The risk of developing experimental disease is a function of the virulence and size of the bacterial inoculum and whether the injurious catheter is left in place or removed. For bacterial inocula introduced after catheter removal, the risk of developing IE decreases progressively with time. The histopathology of the valve shows healing of the catheter-induced lesion by reendothelialization, which appears to protect against subsequent bacterial colonization.

Other animal models of IE that do not require an indwelling catheter have been developed. In the guinea pig, electrocoagulation of the aortic valve followed by inoculation with S. aureus or Coxiella burnetii yields IE. In addition, electrical stimulation of the cervical vagus nerve can result in injury of the mitral valve and predisposes to IE with subsequent bacterial challenge.

Specific microbial factors have been examined in the pathogenesis of IE. Resistance by an S. aureus to a thrombin-induced microbicidal protein promotes IE. Fibronectin-binding proteins expressed by S. aureus facilitate binding to fibronectin and act as invasins. Organisms that do not bind fibronectin show decreased propensity to cause IE. Gelatinase/type IV collagenase enhances the virulence of Streptococcus gordonii , and an aggregation substance expressed by Enterococcus (formerly Streptococcus ) faecalis increases virulence in the catheter injury model.

Biofilm formation plays a critical role in the pathogenesis of IE and has important consequences with respect to its treatment.
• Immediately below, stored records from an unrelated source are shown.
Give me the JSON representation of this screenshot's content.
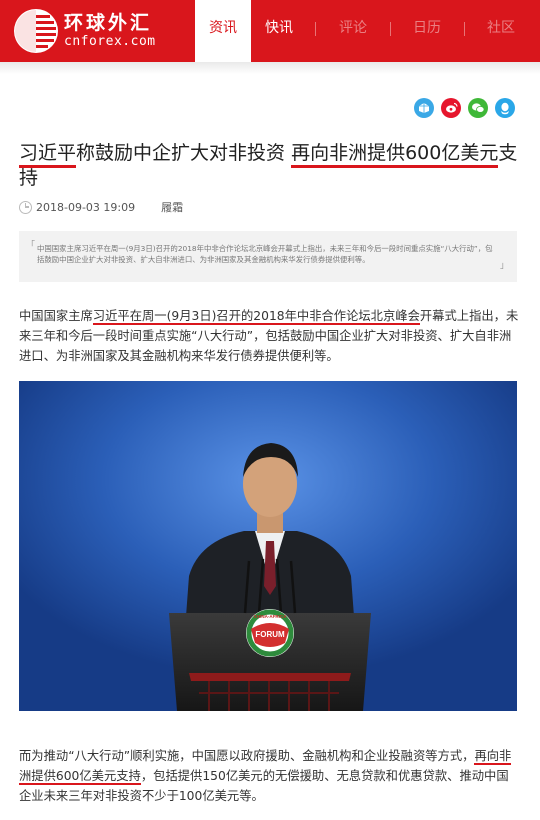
{
  "header": {
    "logo_cn": "环球外汇",
    "logo_en": "cnforex.com",
    "tabs": [
      {
        "label": "资讯",
        "state": "active"
      },
      {
        "label": "快讯",
        "state": "normal"
      },
      {
        "label": "评论",
        "state": "faded"
      },
      {
        "label": "日历",
        "state": "faded"
      },
      {
        "label": "社区",
        "state": "faded"
      }
    ]
  },
  "share": {
    "icons": [
      "qzone-icon",
      "weibo-icon",
      "wechat-icon",
      "qq-icon"
    ],
    "colors": [
      "#3aa8e6",
      "#e6162d",
      "#3fb838",
      "#2aa7e8"
    ]
  },
  "article": {
    "title_part1": "习近平",
    "title_part2": "称鼓励中企扩大对非投资 ",
    "title_part3": "再向非洲提供600亿美元",
    "title_part4": "支持",
    "datetime": "2018-09-03 19:09",
    "author": "履霜",
    "summary": "中国国家主席习近平在周一(9月3日)召开的2018年中非合作论坛北京峰会开幕式上指出，未来三年和今后一段时间重点实施“八大行动”，包括鼓励中国企业扩大对非投资、扩大自非洲进口、为非洲国家及其金融机构来华发行债券提供便利等。",
    "p1_a": "中国国家主席",
    "p1_b": "习近平在周一(9月3日)召开的2018年中非合作论坛北京峰会",
    "p1_c": "开幕式上指出，未来三年和今后一段时间重点实施“八大行动”，包括鼓励中国企业扩大对非投资、扩大自非洲进口、为非洲国家及其金融机构来华发行债券提供便利等。",
    "p2_a": "而为推动“八大行动”顺利实施，中国愿以政府援助、金融机构和企业投融资等方式，",
    "p2_b": "再向非洲提供600亿美元支持",
    "p2_c": "，包括提供150亿美元的无偿援助、无息贷款和优惠贷款、推动中国企业未来三年对非投资不少于100亿美元等。",
    "photo": {
      "podium_sign": "FORUM",
      "podium_arc": "CHINA-AFRICA"
    }
  },
  "colors": {
    "brand_red": "#d9161c",
    "photo_blue": "#2457ae"
  }
}
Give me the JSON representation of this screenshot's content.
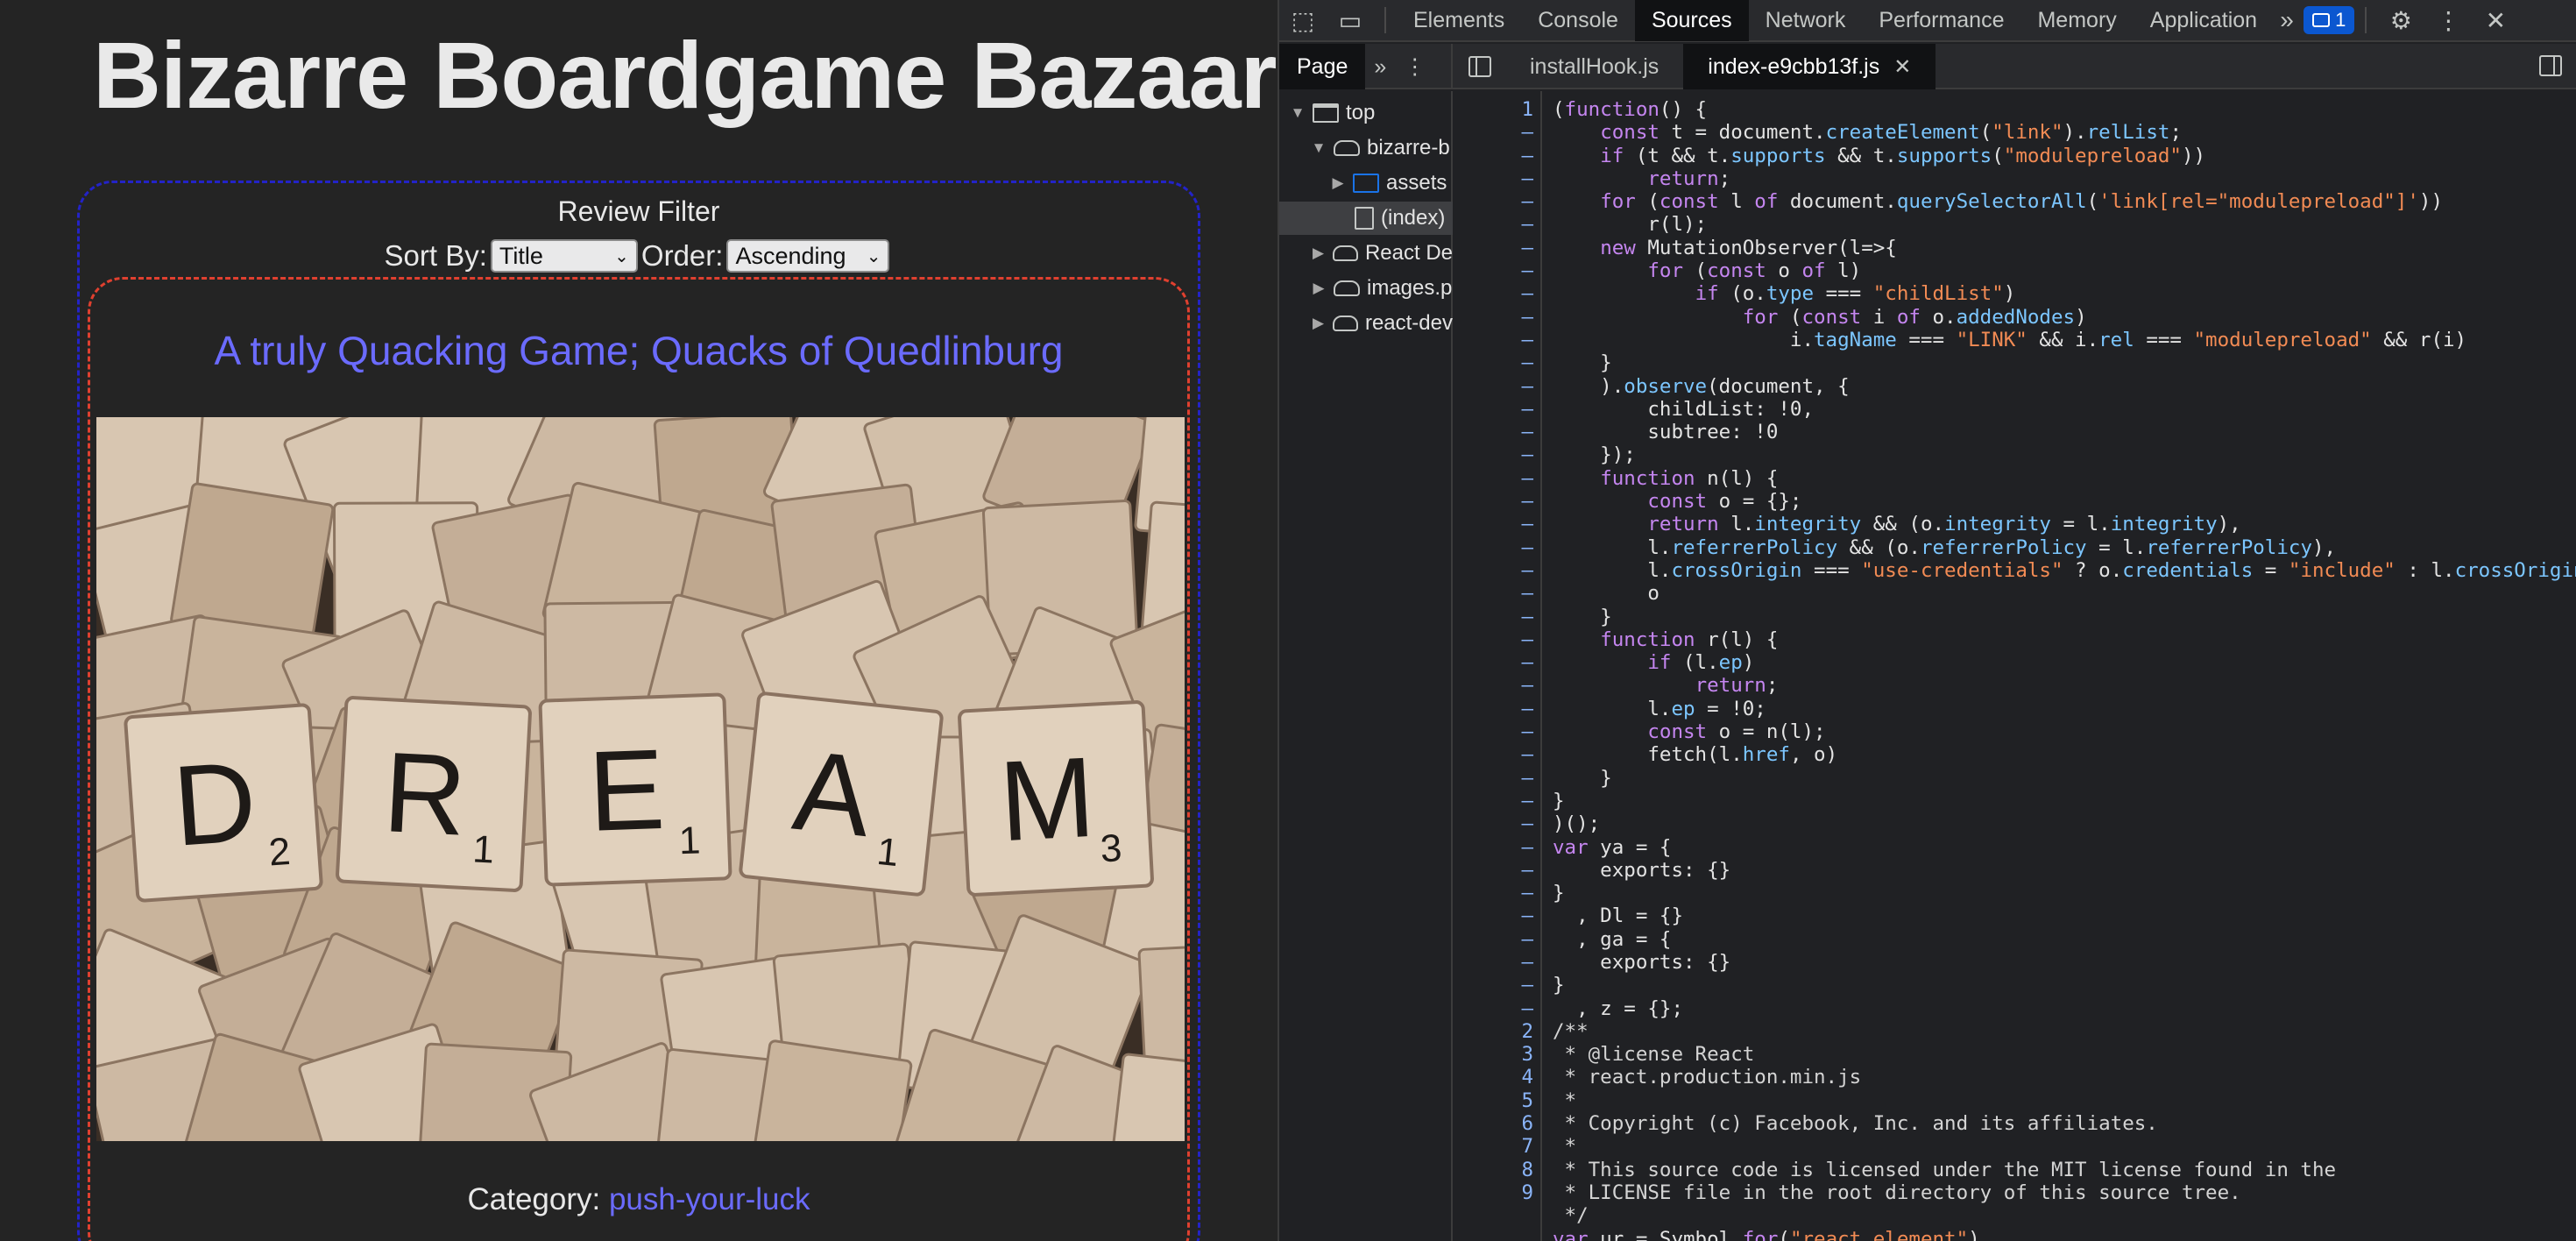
{
  "app": {
    "title": "Bizarre Boardgame Bazaar",
    "filter": {
      "title": "Review Filter",
      "sort_label": "Sort By:",
      "sort_value": "Title",
      "order_label": "Order:",
      "order_value": "Ascending"
    },
    "card": {
      "title": "A truly Quacking Game; Quacks of Quedlinburg",
      "category_label": "Category:",
      "category_value": "push-your-luck",
      "image_tiles": [
        {
          "letter": "D",
          "score": "2"
        },
        {
          "letter": "R",
          "score": "1"
        },
        {
          "letter": "E",
          "score": "1"
        },
        {
          "letter": "A",
          "score": "1"
        },
        {
          "letter": "M",
          "score": "3"
        }
      ]
    }
  },
  "devtools": {
    "tabs": [
      "Elements",
      "Console",
      "Sources",
      "Network",
      "Performance",
      "Memory",
      "Application"
    ],
    "active_tab": "Sources",
    "issues_count": "1",
    "navigator_tab": "Page",
    "file_tabs": [
      {
        "name": "installHook.js"
      },
      {
        "name": "index-e9cbb13f.js"
      }
    ],
    "tree": [
      {
        "label": "top"
      },
      {
        "label": "bizarre-b"
      },
      {
        "label": "assets"
      },
      {
        "label": "(index)"
      },
      {
        "label": "React De"
      },
      {
        "label": "images.p"
      },
      {
        "label": "react-dev"
      }
    ],
    "gutter": [
      "1",
      "–",
      "–",
      "–",
      "–",
      "–",
      "–",
      "–",
      "–",
      "–",
      "–",
      "–",
      "–",
      "–",
      "–",
      "–",
      "–",
      "–",
      "–",
      "–",
      "–",
      "–",
      "–",
      "–",
      "–",
      "–",
      "–",
      "–",
      "–",
      "–",
      "–",
      "–",
      "–",
      "–",
      "–",
      "–",
      "–",
      "–",
      "–",
      "–",
      "2",
      "3",
      "4",
      "5",
      "6",
      "7",
      "8",
      "9"
    ],
    "code_lines": [
      "(function() {",
      "    const t = document.createElement(\"link\").relList;",
      "    if (t && t.supports && t.supports(\"modulepreload\"))",
      "        return;",
      "    for (const l of document.querySelectorAll('link[rel=\"modulepreload\"]'))",
      "        r(l);",
      "    new MutationObserver(l=>{",
      "        for (const o of l)",
      "            if (o.type === \"childList\")",
      "                for (const i of o.addedNodes)",
      "                    i.tagName === \"LINK\" && i.rel === \"modulepreload\" && r(i)",
      "    }",
      "    ).observe(document, {",
      "        childList: !0,",
      "        subtree: !0",
      "    });",
      "    function n(l) {",
      "        const o = {};",
      "        return l.integrity && (o.integrity = l.integrity),",
      "        l.referrerPolicy && (o.referrerPolicy = l.referrerPolicy),",
      "        l.crossOrigin === \"use-credentials\" ? o.credentials = \"include\" : l.crossOrigin ==",
      "        o",
      "    }",
      "    function r(l) {",
      "        if (l.ep)",
      "            return;",
      "        l.ep = !0;",
      "        const o = n(l);",
      "        fetch(l.href, o)",
      "    }",
      "}",
      ")();",
      "var ya = {",
      "    exports: {}",
      "}",
      "  , Dl = {}",
      "  , ga = {",
      "    exports: {}",
      "}",
      "  , z = {};",
      "/**",
      " * @license React",
      " * react.production.min.js",
      " *",
      " * Copyright (c) Facebook, Inc. and its affiliates.",
      " *",
      " * This source code is licensed under the MIT license found in the",
      " * LICENSE file in the root directory of this source tree.",
      " */",
      "var ur = Symbol.for(\"react.element\")"
    ]
  }
}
Bacteria can survive as isolated, free-living planktonic organisms or as stationary colonies associated with a substratum. Four criteria have been proposed for the biofilm origin of infection: adherence of pathogenetic bacteria to a substratum; presence of bacteria in clusters or colonies associated with either an endogenous or a host-derived matrix; localized infection; and resistance to antibiotic therapy despite sensitivity of the planktonic organism. Most, if not all, cases of IE associated with prosthetic surfaces meet these criteria. Bacteria within biofilms produce extracellular polymeric substances (EPSs)—slime-producing glycocalices that limit the accessibility of host humoral and cellular defenses, as well as antibiotics, to the organisms that are embedded in the matrix. Biofilms confer other advantages to the bacterial colonies as well. If the availability of growth requirements is limited, biofilm bacteria can convert to a slow-growing, stationary state, so-called persisters. Water channels form within the biomass and serve as a circulatory system through which nutrients are shared and waste products released.
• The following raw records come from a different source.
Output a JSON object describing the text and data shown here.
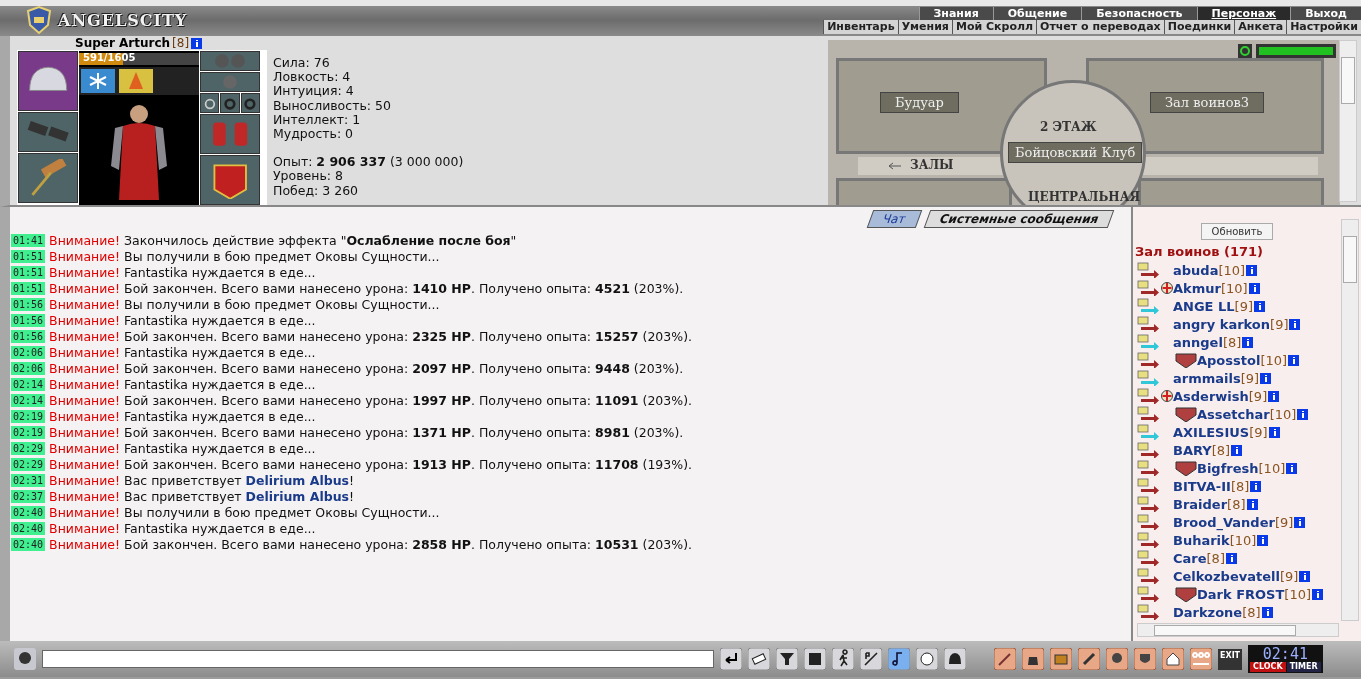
{
  "top_menu": {
    "logo": "ANGELSCITY",
    "primary": [
      {
        "label": "Знания",
        "selected": false
      },
      {
        "label": "Общение",
        "selected": false
      },
      {
        "label": "Безопасность",
        "selected": false
      },
      {
        "label": "Персонаж",
        "selected": true
      },
      {
        "label": "Выход",
        "selected": false
      }
    ],
    "secondary": [
      "Инвентарь",
      "Умения",
      "Мой Скролл",
      "Отчет о переводах",
      "Поединки",
      "Анкета",
      "Настройки"
    ]
  },
  "character": {
    "name": "Super Arturch",
    "level": "[8]",
    "hp": {
      "text": "591/1605",
      "level": 0.37
    },
    "stats": [
      "Сила: 76",
      "Ловкость: 4",
      "Интуиция: 4",
      "Выносливость: 50",
      "Интеллект: 1",
      "Мудрость: 0"
    ],
    "progress": [
      "Опыт: **2 906 337** (3 000 000)",
      "Уровень: 8",
      "Побед: 3 260"
    ]
  },
  "map": {
    "rooms": [
      "Будуар",
      "Зал воинов3"
    ],
    "floor": "2 ЭТАЖ",
    "club": "Бойцовский Клуб",
    "exit": "ЗАЛЫ",
    "bottom": "ЦЕНТРАЛЬНАЯ"
  },
  "chat": {
    "tabs": [
      {
        "label": "Чат",
        "selected": true
      },
      {
        "label": "Системные сообщения",
        "selected": false
      }
    ],
    "messages": [
      {
        "time": "01:41",
        "label": "Внимание!",
        "kind": "info",
        "text": "Закончилось действие эффекта \"**Ослабление после боя**\""
      },
      {
        "time": "01:51",
        "label": "Внимание!",
        "kind": "info",
        "text": "Вы получили в бою предмет Оковы Сущности..."
      },
      {
        "time": "01:51",
        "label": "Внимание!",
        "kind": "info",
        "text": "Fantastika нуждается в еде..."
      },
      {
        "time": "01:51",
        "label": "Внимание!",
        "kind": "info",
        "text": "Бой закончен. Всего вами нанесено урона: **1410 HP**. Получено опыта: **4521** (203%)."
      },
      {
        "time": "01:56",
        "label": "Внимание!",
        "kind": "info",
        "text": "Вы получили в бою предмет Оковы Сущности..."
      },
      {
        "time": "01:56",
        "label": "Внимание!",
        "kind": "info",
        "text": "Fantastika нуждается в еде..."
      },
      {
        "time": "01:56",
        "label": "Внимание!",
        "kind": "info",
        "text": "Бой закончен. Всего вами нанесено урона: **2325 HP**. Получено опыта: **15257** (203%)."
      },
      {
        "time": "02:06",
        "label": "Внимание!",
        "kind": "info",
        "text": "Fantastika нуждается в еде..."
      },
      {
        "time": "02:06",
        "label": "Внимание!",
        "kind": "info",
        "text": "Бой закончен. Всего вами нанесено урона: **2097 HP**. Получено опыта: **9448** (203%)."
      },
      {
        "time": "02:14",
        "label": "Внимание!",
        "kind": "info",
        "text": "Fantastika нуждается в еде..."
      },
      {
        "time": "02:14",
        "label": "Внимание!",
        "kind": "info",
        "text": "Бой закончен. Всего вами нанесено урона: **1997 HP**. Получено опыта: **11091** (203%)."
      },
      {
        "time": "02:19",
        "label": "Внимание!",
        "kind": "info",
        "text": "Fantastika нуждается в еде..."
      },
      {
        "time": "02:19",
        "label": "Внимание!",
        "kind": "info",
        "text": "Бой закончен. Всего вами нанесено урона: **1371 HP**. Получено опыта: **8981** (203%)."
      },
      {
        "time": "02:29",
        "label": "Внимание!",
        "kind": "info",
        "text": "Fantastika нуждается в еде..."
      },
      {
        "time": "02:29",
        "label": "Внимание!",
        "kind": "info",
        "text": "Бой закончен. Всего вами нанесено урона: **1913 HP**. Получено опыта: **11708** (193%)."
      },
      {
        "time": "02:31",
        "label": "Внимание!",
        "kind": "greeting",
        "text": "Вас приветствует **Delirium Albus**!"
      },
      {
        "time": "02:37",
        "label": "Внимание!",
        "kind": "greeting",
        "text": "Вас приветствует **Delirium Albus**!"
      },
      {
        "time": "02:40",
        "label": "Внимание!",
        "kind": "info",
        "text": "Вы получили в бою предмет Оковы Сущности..."
      },
      {
        "time": "02:40",
        "label": "Внимание!",
        "kind": "info",
        "text": "Fantastika нуждается в еде..."
      },
      {
        "time": "02:40",
        "label": "Внимание!",
        "kind": "info",
        "text": "Бой закончен. Всего вами нанесено урона: **2858 HP**. Получено опыта: **10531** (203%)."
      }
    ]
  },
  "players": {
    "refresh": "Обновить",
    "title": "Зал воинов (171)",
    "list": [
      {
        "name": "abuda",
        "level": "[10]",
        "color": "#a02828",
        "kind": "plain"
      },
      {
        "name": "Akmur",
        "level": "[10]",
        "color": "#a02828",
        "kind": "cross"
      },
      {
        "name": "ANGE LL",
        "level": "[9]",
        "color": "#30c8d8",
        "kind": "plain"
      },
      {
        "name": "angry karkon",
        "level": "[9]",
        "color": "#a02828",
        "kind": "plain"
      },
      {
        "name": "anngel",
        "level": "[8]",
        "color": "#30c8d8",
        "kind": "plain"
      },
      {
        "name": "Aposstol",
        "level": "[10]",
        "color": "#a02828",
        "kind": "clan"
      },
      {
        "name": "armmails",
        "level": "[9]",
        "color": "#30c8d8",
        "kind": "plain"
      },
      {
        "name": "Asderwish",
        "level": "[9]",
        "color": "#a02828",
        "kind": "cross"
      },
      {
        "name": "Assetchar",
        "level": "[10]",
        "color": "#a02828",
        "kind": "clan"
      },
      {
        "name": "AXILESIUS",
        "level": "[9]",
        "color": "#30c8d8",
        "kind": "plain"
      },
      {
        "name": "BARY",
        "level": "[8]",
        "color": "#a02828",
        "kind": "plain"
      },
      {
        "name": "Bigfresh",
        "level": "[10]",
        "color": "#a02828",
        "kind": "clan"
      },
      {
        "name": "BITVA-II",
        "level": "[8]",
        "color": "#a02828",
        "kind": "plain"
      },
      {
        "name": "Braider",
        "level": "[8]",
        "color": "#a02828",
        "kind": "plain"
      },
      {
        "name": "Brood_Vander",
        "level": "[9]",
        "color": "#a02828",
        "kind": "plain"
      },
      {
        "name": "Buharik",
        "level": "[10]",
        "color": "#a02828",
        "kind": "plain"
      },
      {
        "name": "Care",
        "level": "[8]",
        "color": "#a02828",
        "kind": "plain"
      },
      {
        "name": "Celkozbevatell",
        "level": "[9]",
        "color": "#a02828",
        "kind": "plain"
      },
      {
        "name": "Dark FROST",
        "level": "[10]",
        "color": "#a02828",
        "kind": "clan"
      },
      {
        "name": "Darkzone",
        "level": "[8]",
        "color": "#a02828",
        "kind": "plain"
      }
    ]
  },
  "bottom_bar": {
    "exit": "EXIT",
    "clock": "02:41",
    "clock_label": "CLOCK",
    "timer_label": "TIMER"
  }
}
The activities of the biofilm are coordinated by redundant interbacterial genetic signals. The properties of the biofilm make it virtually impossible to eradicate infection as long as the stationary phase persists. Organisms can spread along surfaces by means of a ripple effect or, alternatively, as detached clumps of organisms that can break free of the substratum matrix and travel to distant sites in the circulating blood. These mechanisms explain the local and distant spread of infection in IE.